To evaluate the efficacy of Vyvanse for maintenance treatment in children and adolescents with ADHD, Shire elected to conduct a double-blind, placebo-controlled, randomized withdrawal clinical trial. In this design, patients who respond to a treatment are randomized to continue receiving that treatment or placebo. Using the proportion of patients experiencing symptom relapse as a primary outcome, this type of study in patients with ADHD can be used to demonstrate long-term efficacy in lieu of conducting a long-term, placebo-controlled, parallel-group study. The utility of this design is that the period of placebo exposure, with the potential for worsening of ADHD symptoms, is relatively short.The double-blind, placebo-controlled, randomized withdrawal study was conducted in 276 children and adolescents aged 6 to 17 with ADHD. Of these patients, 236 participated in a preceding study and 40 directly enrolled. The study consisted of 4 phases:
- 4-week, open-label, dose-optimization phase in which patients received Vyvanse 30 mg/day, 50 mg/day, or 70 mg/day. Eligible subjects started on Vyvanse 30 mg/day and could be titrated in weekly increments of 20 mg until an optimal dose was reached (up to a maximum of 70 mg/day)
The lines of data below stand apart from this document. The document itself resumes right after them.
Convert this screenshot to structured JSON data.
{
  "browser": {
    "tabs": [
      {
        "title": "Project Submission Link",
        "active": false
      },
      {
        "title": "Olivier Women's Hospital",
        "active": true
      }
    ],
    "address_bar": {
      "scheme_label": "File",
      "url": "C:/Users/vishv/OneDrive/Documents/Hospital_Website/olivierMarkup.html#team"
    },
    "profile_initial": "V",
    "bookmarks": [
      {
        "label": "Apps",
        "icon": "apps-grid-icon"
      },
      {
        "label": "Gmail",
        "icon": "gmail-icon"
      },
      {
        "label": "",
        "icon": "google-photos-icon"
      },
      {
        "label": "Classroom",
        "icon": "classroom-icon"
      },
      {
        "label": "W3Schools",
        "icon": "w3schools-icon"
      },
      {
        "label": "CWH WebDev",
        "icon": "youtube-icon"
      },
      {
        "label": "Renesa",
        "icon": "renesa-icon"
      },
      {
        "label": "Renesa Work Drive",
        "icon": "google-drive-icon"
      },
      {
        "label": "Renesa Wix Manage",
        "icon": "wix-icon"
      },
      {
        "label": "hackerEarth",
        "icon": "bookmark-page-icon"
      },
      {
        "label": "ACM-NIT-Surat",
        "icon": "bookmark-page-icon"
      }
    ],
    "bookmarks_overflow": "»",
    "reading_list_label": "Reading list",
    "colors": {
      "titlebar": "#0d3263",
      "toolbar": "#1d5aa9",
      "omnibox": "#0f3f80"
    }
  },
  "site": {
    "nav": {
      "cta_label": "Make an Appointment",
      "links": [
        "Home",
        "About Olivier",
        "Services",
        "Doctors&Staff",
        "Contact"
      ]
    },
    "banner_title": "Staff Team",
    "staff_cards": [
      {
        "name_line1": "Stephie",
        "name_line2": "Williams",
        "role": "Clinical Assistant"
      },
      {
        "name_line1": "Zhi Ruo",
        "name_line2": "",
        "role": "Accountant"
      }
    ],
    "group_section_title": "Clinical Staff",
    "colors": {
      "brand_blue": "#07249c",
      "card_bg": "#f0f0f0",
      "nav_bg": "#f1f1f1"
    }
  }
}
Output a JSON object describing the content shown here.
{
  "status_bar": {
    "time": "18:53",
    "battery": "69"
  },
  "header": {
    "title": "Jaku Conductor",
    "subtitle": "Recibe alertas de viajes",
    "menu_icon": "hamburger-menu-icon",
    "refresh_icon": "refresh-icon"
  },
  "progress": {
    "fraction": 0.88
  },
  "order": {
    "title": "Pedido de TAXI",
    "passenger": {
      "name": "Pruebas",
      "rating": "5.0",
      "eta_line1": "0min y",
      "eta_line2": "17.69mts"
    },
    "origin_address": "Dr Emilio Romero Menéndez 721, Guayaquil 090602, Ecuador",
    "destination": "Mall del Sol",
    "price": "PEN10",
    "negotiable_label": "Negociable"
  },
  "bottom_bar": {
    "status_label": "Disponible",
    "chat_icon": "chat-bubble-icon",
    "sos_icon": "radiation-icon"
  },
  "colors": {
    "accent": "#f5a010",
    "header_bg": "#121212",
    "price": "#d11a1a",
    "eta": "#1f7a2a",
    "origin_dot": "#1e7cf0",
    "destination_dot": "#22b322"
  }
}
- 20-week, open-label, maintenance phase
- 2-week, open-label, fixed-dose phase in which patients were discontinued if they required further dose adjustments, experienced unacceptable tolerability, or had an Attention-Deficit/Hyperactivity Disorder Rating Scale, Version IV (ADHD-RS-IV) total score >22 or Clinical Global Impression Severity (CGI-S) score ≥3. Patients who maintained treatment response entered the randomized withdrawal phase.
- 6-week, double-blind, randomized withdrawal phase in which patients either received ongoing treatment with the same dose of Vyvanse (N=78) or were switched to placebo (N=79).